Ele ressalta ainda que parte do problema envolve a importação de teorias jurídicas de outros países. “Para contribuir com esse problema, os juristas brasileiros estão importando e desenvolvendo institutos que, não raramente, são incompatíveis com o nosso sistema jurídico, tudo com a intenção de ampliar a zona de alcance do direito penal, exemplo disso é a tentativa introdução no sistema brasileiro da regra da cegueira deliberada, cuja ideia é extrair conhecimento (knowledge) de situações em que o agente escolhe permanecer ignorante”.

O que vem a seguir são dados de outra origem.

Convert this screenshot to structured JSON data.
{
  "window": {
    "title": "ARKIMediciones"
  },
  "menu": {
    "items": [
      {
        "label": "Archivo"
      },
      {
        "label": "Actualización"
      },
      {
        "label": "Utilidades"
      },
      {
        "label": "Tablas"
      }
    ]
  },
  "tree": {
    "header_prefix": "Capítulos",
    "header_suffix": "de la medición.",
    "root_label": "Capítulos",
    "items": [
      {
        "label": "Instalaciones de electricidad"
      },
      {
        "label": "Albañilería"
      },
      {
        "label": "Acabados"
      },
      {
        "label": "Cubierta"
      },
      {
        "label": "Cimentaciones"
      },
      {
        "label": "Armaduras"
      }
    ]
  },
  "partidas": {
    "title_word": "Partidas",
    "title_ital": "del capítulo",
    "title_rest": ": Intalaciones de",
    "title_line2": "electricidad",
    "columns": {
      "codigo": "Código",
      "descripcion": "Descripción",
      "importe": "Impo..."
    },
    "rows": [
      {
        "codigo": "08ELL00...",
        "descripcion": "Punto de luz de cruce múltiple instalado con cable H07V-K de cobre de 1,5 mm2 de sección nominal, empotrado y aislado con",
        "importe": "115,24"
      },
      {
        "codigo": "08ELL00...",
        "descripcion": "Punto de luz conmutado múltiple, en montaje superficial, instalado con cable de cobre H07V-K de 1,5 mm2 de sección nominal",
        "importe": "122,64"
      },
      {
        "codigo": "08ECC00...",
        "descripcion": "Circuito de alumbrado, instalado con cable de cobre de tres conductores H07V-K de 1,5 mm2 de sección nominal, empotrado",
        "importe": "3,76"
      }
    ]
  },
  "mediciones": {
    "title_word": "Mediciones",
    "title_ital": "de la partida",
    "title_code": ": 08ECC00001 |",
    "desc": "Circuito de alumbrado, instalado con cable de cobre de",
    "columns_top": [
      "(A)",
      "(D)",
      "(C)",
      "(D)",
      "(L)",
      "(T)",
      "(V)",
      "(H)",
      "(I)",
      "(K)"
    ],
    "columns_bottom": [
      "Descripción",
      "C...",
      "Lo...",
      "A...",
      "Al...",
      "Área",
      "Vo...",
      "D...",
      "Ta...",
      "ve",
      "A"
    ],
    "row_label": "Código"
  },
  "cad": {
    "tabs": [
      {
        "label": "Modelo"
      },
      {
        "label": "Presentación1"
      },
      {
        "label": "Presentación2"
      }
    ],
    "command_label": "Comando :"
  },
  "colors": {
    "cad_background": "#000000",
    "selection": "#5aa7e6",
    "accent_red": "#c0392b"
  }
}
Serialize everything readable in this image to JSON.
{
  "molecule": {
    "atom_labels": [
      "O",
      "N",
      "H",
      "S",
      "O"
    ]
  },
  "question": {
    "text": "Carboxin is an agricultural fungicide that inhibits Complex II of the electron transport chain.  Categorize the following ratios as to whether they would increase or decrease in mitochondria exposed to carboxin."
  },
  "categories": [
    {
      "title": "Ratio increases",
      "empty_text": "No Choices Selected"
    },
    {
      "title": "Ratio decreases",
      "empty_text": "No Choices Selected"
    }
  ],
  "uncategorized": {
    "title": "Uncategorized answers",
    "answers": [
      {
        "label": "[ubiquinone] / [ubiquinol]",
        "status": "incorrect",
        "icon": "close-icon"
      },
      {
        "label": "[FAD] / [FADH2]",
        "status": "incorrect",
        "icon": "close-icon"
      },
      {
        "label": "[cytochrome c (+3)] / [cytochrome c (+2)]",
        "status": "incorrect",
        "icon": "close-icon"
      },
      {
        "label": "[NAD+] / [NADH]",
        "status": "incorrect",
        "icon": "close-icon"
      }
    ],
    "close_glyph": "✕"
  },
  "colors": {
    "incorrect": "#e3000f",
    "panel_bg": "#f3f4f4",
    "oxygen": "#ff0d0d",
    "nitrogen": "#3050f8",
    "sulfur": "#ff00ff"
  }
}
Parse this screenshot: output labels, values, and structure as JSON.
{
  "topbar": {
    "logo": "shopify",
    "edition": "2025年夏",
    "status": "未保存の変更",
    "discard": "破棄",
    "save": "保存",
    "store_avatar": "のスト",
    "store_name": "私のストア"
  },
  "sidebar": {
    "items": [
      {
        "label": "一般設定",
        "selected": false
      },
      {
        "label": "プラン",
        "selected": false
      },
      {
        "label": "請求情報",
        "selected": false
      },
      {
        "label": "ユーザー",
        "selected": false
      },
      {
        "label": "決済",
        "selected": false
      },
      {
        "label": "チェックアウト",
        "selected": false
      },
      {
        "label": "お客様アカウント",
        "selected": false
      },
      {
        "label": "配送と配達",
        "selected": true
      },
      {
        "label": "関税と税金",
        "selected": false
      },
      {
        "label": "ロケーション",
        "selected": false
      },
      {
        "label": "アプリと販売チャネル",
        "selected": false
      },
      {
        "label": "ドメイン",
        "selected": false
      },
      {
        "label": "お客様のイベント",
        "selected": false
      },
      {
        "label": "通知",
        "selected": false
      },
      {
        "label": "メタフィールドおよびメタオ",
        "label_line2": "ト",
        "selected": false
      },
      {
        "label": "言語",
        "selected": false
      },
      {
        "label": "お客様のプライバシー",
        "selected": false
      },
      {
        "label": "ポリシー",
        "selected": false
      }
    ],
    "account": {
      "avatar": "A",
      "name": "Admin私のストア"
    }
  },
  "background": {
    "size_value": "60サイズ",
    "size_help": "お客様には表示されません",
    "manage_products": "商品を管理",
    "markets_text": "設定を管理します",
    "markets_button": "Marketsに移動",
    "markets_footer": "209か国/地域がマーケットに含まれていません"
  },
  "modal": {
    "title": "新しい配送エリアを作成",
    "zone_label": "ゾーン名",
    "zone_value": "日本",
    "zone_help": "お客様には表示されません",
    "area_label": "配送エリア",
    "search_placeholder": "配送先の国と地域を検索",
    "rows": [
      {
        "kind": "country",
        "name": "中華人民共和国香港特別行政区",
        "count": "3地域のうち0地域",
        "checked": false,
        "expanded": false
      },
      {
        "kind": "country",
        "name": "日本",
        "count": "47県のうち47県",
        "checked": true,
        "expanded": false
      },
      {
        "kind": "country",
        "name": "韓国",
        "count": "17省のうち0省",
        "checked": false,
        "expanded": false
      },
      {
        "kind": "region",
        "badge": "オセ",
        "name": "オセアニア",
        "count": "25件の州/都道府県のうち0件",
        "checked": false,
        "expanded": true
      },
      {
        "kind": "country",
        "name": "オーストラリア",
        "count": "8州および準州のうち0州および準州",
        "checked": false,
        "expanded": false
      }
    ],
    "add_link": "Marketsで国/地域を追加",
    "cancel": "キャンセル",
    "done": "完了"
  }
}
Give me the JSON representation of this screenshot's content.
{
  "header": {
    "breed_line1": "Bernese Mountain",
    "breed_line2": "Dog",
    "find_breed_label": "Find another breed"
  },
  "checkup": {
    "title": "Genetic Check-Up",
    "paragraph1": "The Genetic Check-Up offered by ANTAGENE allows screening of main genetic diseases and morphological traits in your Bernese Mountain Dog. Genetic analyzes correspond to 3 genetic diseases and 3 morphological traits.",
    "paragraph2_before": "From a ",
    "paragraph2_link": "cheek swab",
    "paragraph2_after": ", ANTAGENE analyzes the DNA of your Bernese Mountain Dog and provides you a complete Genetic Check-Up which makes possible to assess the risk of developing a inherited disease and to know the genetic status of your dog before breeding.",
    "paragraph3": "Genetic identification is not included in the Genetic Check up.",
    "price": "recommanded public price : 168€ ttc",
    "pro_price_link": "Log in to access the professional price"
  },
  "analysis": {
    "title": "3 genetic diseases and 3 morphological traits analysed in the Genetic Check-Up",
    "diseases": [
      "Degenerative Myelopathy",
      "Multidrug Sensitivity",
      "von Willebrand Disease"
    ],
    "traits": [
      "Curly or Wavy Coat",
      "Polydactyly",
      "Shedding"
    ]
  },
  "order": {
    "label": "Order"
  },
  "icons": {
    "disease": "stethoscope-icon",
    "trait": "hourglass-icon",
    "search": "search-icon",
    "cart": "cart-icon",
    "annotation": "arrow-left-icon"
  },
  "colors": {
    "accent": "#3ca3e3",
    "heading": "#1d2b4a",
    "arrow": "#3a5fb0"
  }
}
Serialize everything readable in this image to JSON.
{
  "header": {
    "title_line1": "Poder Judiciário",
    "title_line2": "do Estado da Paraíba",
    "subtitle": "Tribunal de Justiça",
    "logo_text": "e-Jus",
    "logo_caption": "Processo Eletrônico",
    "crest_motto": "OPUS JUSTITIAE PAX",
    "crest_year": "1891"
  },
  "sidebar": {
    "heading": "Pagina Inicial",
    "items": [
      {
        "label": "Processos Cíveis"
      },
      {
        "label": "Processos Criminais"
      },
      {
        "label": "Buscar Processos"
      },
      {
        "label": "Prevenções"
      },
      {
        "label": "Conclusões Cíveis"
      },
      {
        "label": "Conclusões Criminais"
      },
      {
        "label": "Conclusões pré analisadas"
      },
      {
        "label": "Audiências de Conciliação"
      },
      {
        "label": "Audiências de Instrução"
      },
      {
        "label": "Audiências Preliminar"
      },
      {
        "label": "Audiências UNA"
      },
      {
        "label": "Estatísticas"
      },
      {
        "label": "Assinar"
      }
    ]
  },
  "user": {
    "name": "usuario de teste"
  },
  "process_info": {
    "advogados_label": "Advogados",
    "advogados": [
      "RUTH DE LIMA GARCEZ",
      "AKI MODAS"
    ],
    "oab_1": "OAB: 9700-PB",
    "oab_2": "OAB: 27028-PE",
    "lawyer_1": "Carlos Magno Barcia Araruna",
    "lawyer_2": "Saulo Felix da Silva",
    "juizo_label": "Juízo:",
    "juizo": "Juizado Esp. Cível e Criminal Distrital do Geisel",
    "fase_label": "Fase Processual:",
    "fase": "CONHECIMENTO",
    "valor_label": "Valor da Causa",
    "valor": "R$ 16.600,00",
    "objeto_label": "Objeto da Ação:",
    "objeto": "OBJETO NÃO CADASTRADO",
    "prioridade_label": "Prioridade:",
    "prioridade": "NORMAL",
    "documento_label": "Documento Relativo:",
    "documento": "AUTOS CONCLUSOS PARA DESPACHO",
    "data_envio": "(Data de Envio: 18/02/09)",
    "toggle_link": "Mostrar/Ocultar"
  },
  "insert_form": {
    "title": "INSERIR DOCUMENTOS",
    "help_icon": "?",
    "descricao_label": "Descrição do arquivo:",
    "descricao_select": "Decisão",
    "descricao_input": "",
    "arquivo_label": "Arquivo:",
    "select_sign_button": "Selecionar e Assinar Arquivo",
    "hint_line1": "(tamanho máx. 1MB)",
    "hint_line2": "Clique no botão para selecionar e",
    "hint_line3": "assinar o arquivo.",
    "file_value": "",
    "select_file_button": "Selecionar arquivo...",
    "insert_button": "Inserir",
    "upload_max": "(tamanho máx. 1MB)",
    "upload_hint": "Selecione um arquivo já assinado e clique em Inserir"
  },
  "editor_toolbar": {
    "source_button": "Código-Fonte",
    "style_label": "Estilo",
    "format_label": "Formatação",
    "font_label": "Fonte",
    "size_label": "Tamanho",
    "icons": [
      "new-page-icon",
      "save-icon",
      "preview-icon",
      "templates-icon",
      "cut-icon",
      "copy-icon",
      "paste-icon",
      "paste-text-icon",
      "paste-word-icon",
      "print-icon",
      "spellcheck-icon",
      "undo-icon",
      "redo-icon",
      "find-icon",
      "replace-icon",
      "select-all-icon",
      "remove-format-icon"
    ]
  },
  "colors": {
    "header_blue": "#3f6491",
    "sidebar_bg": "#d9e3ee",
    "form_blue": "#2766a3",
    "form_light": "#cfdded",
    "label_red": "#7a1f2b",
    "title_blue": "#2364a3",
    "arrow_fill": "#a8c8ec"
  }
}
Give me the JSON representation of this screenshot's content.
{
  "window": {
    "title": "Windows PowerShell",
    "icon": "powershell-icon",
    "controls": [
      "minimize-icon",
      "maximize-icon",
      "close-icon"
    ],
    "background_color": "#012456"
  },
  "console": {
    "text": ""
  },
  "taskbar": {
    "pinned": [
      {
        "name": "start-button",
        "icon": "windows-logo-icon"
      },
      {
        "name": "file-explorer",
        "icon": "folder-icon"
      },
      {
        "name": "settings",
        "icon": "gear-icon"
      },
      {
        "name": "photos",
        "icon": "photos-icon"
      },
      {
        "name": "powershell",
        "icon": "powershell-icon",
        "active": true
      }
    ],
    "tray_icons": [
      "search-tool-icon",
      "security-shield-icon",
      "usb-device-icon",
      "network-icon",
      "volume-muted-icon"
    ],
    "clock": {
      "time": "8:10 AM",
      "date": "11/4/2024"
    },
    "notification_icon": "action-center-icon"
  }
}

O advogado conclui afirmando que “ocasionalmente, até mesmo uma equivocada interpretação da boa teoria pode subverter a sua real função de limitação da imputação para uma ampliação da imputação, a exemplo do que vimos quando se tentou utilizar a teoria do domínio do fato”. Perguntado se os dirigentes e sócios de empresas precisam se preocupar com o direito penal, respondeu que “as medidas e sanções criminais devem ser fonte de preocupação, mas é essencial que os empresários, empreendedores e executivos contingenciem as crises penais empresariais que se apresentem na caminhada da empresa com a melhor técnica jurídica possível. No entanto, a melhor forma de se resguardar é na adoção de mecanismos de prevenção dessas crises”, ressalta.